In a couple of decades or so running Debian Unstable (and occasionally, Testing), I realized that the most time-consuming bugs to analyze are due to packages breaking during boot time.

This includes:

  • bootloaders,

  • initramfs problems,

  • init system.

With the goal of quickly submit an upstream report, I need to tell if the issue is due to my machine’s unique setup, or if it is reproducible on a vanilla install. I have thus found a quick method for testing: creating a VM and saving boot logs via serial console to files.

The steps are roughly:

  • install Vagrant and Ansible (apt install vagrant vagrant-libvirt ansible).

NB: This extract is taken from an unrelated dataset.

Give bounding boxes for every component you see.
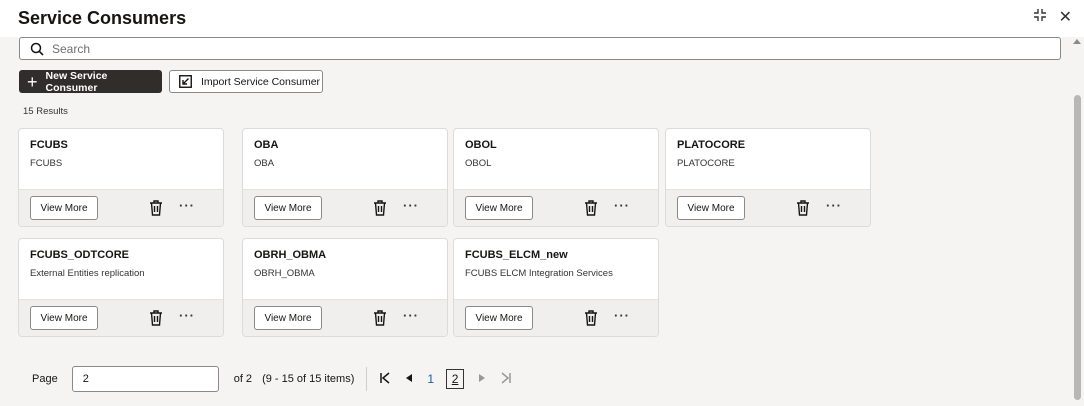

  • create an empty folder, for instance ~/Projects/boot-problems.

  • create a logs folder inside. Here the boot logs will be dumped.

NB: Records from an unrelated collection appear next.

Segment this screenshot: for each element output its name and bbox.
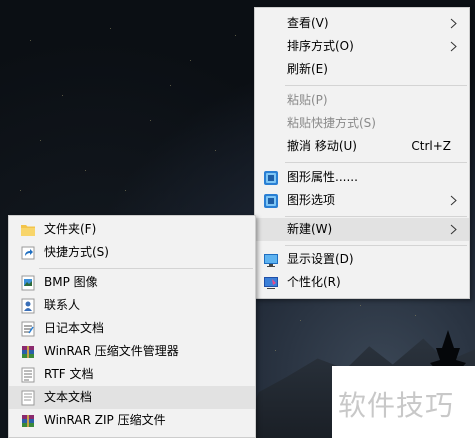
menu-item-sort-by[interactable]: 排序方式(O) [255,35,469,58]
new-item-shortcut[interactable]: 快捷方式(S) [9,241,255,264]
menu-separator [285,216,467,217]
intel-graphics-icon [264,194,278,208]
menu-item-graphics-options[interactable]: 图形选项 [255,189,469,212]
folder-icon [21,225,35,236]
menu-separator [285,162,467,163]
new-item-text-document[interactable]: 文本文档 [9,386,255,409]
menu-item-paste[interactable]: 粘贴(P) [255,89,469,112]
personalize-icon [264,277,278,289]
new-item-bmp[interactable]: BMP 图像 [9,271,255,294]
menu-item-graphics-properties[interactable]: 图形属性...... [255,166,469,189]
menu-item-display-settings[interactable]: 显示设置(D) [255,248,469,271]
new-item-folder[interactable]: 文件夹(F) [9,218,255,241]
new-submenu: 文件夹(F) 快捷方式(S) BMP 图像 联系人 日记本文档 WinRAR 压… [8,215,256,438]
menu-separator [39,268,253,269]
menu-item-paste-shortcut[interactable]: 粘贴快捷方式(S) [255,112,469,135]
menu-separator [285,245,467,246]
menu-item-new[interactable]: 新建(W) [255,218,469,241]
text-document-icon [21,390,35,406]
new-item-winrar[interactable]: WinRAR 压缩文件管理器 [9,340,255,363]
journal-icon [21,321,35,337]
display-icon [264,254,278,267]
menu-item-undo-move[interactable]: 撤消 移动(U) Ctrl+Z [255,135,469,158]
rtf-icon [21,367,35,383]
undo-shortcut: Ctrl+Z [411,139,451,153]
intel-graphics-icon [264,171,278,185]
watermark-text: 软件技巧 [338,389,455,422]
chevron-right-icon [450,224,457,235]
desktop-context-menu: 查看(V) 排序方式(O) 刷新(E) 粘贴(P) 粘贴快捷方式(S) 撤消 移… [254,7,470,299]
new-item-journal[interactable]: 日记本文档 [9,317,255,340]
new-item-winrar-zip[interactable]: WinRAR ZIP 压缩文件 [9,409,255,432]
menu-item-view[interactable]: 查看(V) [255,12,469,35]
new-item-rtf[interactable]: RTF 文档 [9,363,255,386]
contact-icon [21,298,35,314]
menu-item-refresh[interactable]: 刷新(E) [255,58,469,81]
chevron-right-icon [450,18,457,29]
shortcut-icon [21,246,35,260]
menu-item-personalize[interactable]: 个性化(R) [255,271,469,294]
menu-separator [285,85,467,86]
winrar-zip-icon [22,415,34,427]
chevron-right-icon [450,195,457,206]
chevron-right-icon [450,41,457,52]
winrar-icon [22,346,34,358]
new-item-contact[interactable]: 联系人 [9,294,255,317]
bmp-icon [21,275,35,291]
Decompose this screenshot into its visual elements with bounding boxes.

  • create the following files in the topmost folder:

    requirements.yaml
    # SPDX-FileCopyrightText: 2024 Matteo Settenvini <matteo.settenvini@montecristosoftware.eu>
    # SPDX-License-Identifier: CC0-1.0
    
    collections:
      - name: stackhpc.linux
    
    Vagrantfile
    # SPDX-FileCopyrightText: 2023 Matteo Settenvini <matteo.settenvini@montecristosoftware.eu>
    # SPDX-License-Identifier: CC-BY-SA-4.0
    
    Vagrant.configure("2") do |config|
      config.vm.box = "generic/debian12"
    
      config.vm.provider :libvirt do |provider|
        provider.serial :type => :file, :source => {
          :path => File.join(__dir__, "logs", "console.log")
        }
      end
    
      config.vm.provision "ansible" do |ansible|
        ansible.become = true
        ansible.compatibility_mode = "2.0"
        ansible.playbook = "playbook.yml"
        ansible.galaxy_role_file = "requirements.yml"
        ansible.verbose = true
      end
    end
    
    playbook.yml
    # SPDX-FileCopyrightText: 2023 Matteo Settenvini <matteo.settenvini@montecristosoftware.eu>
    # SPDX-License-Identifier: CC-BY-SA-4.0
    ---
    - name: Enable serial logging while booting
      hosts: all
      vars:
        kernel_cmdline:
          - console=ttyS0,115200
          - console=tty0
      tasks:
        - name: Change kernel commandline in grub
          ansible.builtin.include_role:
            name: stackhpc.linux.grubcmdline
    
      handlers:
        - name: reboot
          ansible.builtin.reboot:
    

Now it’s time to bring up the VM with vagrant up. Once rebooted, vagrant ssh will give you a console.

Once it is running, you can easily trigger the update you think broke your system and get full logs of it as dumped under logs.

This is invaluable if you need to attach something reliable to Debian’s reportbug.